When I started building drums it was for myself, not a business, just a fun DIY experiment based on my own interests and the manufacturing equipment that I had at my disposal. The first drums that I built were a learning experience, I loved them because I had made them, but they definitely reflected where I stood on the learning curve. I look back at some of those shells now and see nothing but a mess of flaws and things that I should have done differently or better. (I feel I should mention that I wouldn't dream of selling any of those early builds, I'm just trying to make a point here).

Some of the first drums that I sold were priced a lot lower than some of my current products, but that's because they were of a lesser quality and I didn't have a very good grasp on how my time and money were being spent while building drums. They were a fair price for what they were, but they weren't exactly some diamond-in-the-rough.

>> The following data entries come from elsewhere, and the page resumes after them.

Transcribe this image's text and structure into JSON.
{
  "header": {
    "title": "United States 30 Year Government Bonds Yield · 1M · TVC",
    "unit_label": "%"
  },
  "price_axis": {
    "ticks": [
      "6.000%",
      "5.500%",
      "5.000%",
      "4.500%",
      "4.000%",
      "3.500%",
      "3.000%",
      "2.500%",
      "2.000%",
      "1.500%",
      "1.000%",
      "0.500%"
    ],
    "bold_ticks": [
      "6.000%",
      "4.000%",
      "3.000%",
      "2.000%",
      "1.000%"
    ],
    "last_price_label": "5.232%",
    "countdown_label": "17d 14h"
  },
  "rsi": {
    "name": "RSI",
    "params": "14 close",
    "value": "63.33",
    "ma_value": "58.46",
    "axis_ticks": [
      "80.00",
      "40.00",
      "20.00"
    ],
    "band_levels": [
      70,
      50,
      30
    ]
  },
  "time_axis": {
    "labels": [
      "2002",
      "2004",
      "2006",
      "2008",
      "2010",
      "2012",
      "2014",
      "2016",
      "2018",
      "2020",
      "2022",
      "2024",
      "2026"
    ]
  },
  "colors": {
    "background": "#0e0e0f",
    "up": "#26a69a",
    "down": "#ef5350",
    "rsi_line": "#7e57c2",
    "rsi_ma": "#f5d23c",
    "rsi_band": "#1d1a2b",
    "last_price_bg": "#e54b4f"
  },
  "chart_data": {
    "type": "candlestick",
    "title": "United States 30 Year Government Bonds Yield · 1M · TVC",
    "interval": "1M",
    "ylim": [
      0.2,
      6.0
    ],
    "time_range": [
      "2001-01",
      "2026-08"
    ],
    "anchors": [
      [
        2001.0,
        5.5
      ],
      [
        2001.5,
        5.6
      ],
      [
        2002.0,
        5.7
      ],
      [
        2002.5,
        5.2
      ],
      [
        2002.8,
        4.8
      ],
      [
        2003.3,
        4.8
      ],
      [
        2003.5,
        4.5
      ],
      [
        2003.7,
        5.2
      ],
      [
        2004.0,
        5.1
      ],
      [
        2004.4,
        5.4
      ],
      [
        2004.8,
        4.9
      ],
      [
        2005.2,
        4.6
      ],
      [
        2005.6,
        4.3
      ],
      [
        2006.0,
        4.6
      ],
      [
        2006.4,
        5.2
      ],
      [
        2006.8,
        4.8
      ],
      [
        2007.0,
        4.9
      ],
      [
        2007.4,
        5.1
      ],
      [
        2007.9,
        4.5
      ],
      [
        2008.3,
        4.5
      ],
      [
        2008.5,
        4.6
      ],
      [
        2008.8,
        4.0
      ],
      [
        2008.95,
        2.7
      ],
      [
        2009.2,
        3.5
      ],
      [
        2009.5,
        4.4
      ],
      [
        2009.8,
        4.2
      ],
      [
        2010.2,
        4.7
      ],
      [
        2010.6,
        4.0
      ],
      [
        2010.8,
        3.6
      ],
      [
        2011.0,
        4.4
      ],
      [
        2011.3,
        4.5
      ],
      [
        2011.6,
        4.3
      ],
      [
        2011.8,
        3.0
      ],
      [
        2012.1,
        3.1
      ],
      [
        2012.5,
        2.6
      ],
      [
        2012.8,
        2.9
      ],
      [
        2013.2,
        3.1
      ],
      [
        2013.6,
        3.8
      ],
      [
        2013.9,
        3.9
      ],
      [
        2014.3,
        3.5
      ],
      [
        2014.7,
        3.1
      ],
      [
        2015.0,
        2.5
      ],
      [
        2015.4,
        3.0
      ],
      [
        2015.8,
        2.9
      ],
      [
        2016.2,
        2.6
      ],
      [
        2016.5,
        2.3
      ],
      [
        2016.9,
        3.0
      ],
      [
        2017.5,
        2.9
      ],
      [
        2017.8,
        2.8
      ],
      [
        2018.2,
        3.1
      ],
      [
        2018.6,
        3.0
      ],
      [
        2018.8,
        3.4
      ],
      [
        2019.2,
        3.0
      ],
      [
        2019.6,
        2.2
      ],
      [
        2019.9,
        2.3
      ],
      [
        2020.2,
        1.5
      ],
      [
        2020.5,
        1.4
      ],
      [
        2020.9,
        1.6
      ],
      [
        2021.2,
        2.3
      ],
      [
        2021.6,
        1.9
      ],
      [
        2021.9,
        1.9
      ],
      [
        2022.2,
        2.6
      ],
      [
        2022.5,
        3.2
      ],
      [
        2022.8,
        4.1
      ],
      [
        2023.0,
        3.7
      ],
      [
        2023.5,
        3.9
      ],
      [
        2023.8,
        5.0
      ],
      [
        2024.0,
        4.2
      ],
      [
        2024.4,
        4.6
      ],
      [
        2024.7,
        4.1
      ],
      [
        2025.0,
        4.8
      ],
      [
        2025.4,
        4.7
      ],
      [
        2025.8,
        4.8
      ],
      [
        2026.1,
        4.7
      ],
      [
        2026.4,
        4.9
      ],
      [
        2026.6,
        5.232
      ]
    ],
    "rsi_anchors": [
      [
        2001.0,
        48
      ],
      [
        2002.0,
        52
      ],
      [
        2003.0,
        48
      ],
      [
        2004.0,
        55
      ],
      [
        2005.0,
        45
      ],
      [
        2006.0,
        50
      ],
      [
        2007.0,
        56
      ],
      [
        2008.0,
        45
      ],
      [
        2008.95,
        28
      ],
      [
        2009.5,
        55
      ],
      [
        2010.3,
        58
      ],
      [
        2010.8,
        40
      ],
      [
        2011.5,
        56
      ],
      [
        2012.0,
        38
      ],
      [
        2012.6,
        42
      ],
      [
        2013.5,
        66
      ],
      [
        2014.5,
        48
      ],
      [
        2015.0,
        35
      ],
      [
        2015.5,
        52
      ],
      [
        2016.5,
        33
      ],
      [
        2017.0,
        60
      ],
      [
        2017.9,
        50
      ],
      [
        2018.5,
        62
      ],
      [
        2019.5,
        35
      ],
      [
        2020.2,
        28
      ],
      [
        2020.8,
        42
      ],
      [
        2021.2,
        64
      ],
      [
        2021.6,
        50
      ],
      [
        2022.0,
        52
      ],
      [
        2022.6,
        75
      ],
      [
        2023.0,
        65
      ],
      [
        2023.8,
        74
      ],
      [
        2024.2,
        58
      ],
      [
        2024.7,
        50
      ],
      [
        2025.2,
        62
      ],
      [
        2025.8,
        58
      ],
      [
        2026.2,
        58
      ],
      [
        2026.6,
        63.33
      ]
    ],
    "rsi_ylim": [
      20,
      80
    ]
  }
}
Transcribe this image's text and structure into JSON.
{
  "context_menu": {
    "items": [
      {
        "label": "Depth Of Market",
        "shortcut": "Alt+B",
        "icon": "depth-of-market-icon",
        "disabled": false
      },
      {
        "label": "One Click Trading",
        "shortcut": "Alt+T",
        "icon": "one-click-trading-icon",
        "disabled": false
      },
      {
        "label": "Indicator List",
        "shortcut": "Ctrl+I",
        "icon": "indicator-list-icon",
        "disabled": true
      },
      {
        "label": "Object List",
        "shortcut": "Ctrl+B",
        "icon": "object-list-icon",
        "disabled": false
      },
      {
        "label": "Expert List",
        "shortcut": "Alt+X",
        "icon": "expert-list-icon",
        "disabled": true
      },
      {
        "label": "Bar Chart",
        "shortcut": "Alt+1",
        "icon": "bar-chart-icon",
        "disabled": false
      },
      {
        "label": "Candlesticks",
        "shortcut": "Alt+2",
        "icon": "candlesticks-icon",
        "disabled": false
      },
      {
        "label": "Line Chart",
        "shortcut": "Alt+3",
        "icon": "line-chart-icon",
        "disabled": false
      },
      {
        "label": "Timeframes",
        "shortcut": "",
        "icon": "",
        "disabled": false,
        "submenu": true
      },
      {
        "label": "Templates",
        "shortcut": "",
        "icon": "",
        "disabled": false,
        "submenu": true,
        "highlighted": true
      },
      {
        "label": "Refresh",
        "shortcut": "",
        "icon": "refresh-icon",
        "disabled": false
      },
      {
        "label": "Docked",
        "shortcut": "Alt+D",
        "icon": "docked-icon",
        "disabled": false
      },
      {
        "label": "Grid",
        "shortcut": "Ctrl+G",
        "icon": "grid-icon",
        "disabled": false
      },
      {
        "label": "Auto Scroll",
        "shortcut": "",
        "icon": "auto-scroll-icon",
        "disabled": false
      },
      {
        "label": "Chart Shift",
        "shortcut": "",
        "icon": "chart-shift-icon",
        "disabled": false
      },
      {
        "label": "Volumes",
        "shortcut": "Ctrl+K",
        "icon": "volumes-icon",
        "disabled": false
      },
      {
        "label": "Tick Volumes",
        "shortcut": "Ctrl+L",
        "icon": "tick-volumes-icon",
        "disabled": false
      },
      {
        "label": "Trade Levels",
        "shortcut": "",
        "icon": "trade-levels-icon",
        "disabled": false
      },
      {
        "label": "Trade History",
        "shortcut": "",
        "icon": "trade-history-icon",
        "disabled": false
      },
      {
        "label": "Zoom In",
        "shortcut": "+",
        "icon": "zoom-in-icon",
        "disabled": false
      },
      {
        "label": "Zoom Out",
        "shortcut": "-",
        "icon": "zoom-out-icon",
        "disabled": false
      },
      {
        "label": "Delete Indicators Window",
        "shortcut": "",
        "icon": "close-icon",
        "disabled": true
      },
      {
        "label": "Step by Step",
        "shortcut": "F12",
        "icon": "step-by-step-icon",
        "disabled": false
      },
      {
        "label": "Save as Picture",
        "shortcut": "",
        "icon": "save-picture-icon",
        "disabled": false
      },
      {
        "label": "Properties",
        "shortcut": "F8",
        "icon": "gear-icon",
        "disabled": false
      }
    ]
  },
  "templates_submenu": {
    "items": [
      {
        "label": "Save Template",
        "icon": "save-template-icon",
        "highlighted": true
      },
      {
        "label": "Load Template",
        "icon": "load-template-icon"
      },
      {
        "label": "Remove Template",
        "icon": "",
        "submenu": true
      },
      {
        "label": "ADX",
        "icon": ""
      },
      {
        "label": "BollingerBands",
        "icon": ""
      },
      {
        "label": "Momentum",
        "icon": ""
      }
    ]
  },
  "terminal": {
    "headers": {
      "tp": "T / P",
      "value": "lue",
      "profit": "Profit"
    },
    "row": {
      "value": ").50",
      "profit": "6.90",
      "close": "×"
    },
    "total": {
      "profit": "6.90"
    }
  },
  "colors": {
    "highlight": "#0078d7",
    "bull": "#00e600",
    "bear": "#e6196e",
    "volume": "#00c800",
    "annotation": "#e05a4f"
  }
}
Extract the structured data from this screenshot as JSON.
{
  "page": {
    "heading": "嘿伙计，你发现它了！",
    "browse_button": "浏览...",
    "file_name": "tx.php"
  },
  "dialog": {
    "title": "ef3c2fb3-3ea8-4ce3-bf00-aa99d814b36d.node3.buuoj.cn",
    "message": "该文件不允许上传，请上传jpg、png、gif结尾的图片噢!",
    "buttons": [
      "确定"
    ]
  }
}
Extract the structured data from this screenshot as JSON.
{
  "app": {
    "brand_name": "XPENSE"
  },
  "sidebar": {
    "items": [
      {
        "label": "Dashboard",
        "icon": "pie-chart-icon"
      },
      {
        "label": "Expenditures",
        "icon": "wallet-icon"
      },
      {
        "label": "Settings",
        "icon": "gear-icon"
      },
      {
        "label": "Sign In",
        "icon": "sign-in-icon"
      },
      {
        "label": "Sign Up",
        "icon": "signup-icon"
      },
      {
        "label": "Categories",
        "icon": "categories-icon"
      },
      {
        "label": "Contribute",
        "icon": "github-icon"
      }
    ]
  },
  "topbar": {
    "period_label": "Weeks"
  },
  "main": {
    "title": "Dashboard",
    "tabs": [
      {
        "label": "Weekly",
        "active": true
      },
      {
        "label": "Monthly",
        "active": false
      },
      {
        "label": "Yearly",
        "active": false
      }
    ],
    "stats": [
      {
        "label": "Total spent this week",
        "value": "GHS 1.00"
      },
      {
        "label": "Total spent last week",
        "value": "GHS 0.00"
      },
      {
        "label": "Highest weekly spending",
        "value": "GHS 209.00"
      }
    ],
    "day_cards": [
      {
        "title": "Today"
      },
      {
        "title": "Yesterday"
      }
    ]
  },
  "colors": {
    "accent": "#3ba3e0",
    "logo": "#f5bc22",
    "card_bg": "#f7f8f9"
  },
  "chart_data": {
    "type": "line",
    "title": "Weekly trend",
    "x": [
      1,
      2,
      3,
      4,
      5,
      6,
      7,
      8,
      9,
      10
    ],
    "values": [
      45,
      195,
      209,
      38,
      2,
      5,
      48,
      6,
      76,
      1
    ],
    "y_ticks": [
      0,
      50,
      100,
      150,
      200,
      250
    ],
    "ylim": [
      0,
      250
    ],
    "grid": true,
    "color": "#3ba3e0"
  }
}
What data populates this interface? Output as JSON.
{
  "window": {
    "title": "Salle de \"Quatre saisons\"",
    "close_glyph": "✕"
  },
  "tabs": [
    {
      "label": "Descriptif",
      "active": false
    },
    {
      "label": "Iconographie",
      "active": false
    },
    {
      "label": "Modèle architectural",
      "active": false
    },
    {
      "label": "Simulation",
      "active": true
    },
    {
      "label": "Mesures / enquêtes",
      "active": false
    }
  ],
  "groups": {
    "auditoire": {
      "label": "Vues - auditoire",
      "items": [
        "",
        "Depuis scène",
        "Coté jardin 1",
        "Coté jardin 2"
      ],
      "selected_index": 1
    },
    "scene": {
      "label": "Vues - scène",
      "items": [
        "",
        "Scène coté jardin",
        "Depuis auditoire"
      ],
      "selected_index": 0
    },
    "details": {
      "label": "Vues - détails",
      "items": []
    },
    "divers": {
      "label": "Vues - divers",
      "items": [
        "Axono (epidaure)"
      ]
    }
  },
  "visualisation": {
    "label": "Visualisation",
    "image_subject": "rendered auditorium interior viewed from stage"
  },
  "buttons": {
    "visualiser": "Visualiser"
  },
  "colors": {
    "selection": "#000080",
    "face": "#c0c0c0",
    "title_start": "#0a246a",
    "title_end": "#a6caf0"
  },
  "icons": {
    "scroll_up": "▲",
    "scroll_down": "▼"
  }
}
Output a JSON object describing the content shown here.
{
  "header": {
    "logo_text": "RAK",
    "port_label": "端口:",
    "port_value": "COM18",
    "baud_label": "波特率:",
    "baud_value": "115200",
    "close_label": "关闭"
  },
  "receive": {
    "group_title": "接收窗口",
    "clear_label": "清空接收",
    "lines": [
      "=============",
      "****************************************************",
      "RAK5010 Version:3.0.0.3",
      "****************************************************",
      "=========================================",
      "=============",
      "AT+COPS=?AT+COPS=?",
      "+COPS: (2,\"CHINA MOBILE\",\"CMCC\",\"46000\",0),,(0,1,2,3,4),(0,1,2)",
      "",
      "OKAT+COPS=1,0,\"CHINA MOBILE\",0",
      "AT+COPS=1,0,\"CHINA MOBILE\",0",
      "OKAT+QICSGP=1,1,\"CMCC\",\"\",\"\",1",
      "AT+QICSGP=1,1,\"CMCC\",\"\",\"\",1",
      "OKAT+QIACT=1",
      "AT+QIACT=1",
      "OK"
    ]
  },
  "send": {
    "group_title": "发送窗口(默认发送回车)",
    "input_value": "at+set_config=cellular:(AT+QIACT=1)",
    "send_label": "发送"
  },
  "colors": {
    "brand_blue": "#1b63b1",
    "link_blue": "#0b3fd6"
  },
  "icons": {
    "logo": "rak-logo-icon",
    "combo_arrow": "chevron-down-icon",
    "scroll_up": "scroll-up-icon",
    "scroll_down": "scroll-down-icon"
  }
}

As I continued to build, the quality of the pieces increased, not only the shells that I was building, but the materials that I sourced. Instead of ordering small quantities of material and paying set-up fees I could start to order in bulk and better control the quality of the material I was using. I could invest in better processes. Instead of cutting sheet metal on a brake press I could afford to have material processed by laser or water-jet. I bought better tools for my workshop. If anything my profit margin is the same now as it was when I started building, the price has increased but that is a direct result of the cost of building a better quality drum that I'm proud to put my name on.

Just wondering if anyone knows of any small builders who try to focus on regular budget customers? Is it even possible? Especially if anyone here has built drums. Discuss...
Bottom line. In my opinion I don't think it's possible to find a craftsman who is going to build custom shells from scratch for a "budget customer". If for no other reason than the fact that it takes so long to produce a drum kit combined with the cost of the raw materials that you've priced yourself out of your own target market. Add on to that the cost of equipment and the normal overhead of running a small business and it's just not likely to be a cheap option unless somebody is really bad at running a business.

To anybody looking for a "custom" drum set for a reasonable price I would recommend sourcing your own hardware (DFD, DrumMaker, donor kit, etc.) and finding a company who will build and finish shells for you, so all you have to do is assemble the drums yourself. I think Precision Drum Co. and DrumMaker.com can do that. Nordic Drum Shells or USA Drum Shells might as well?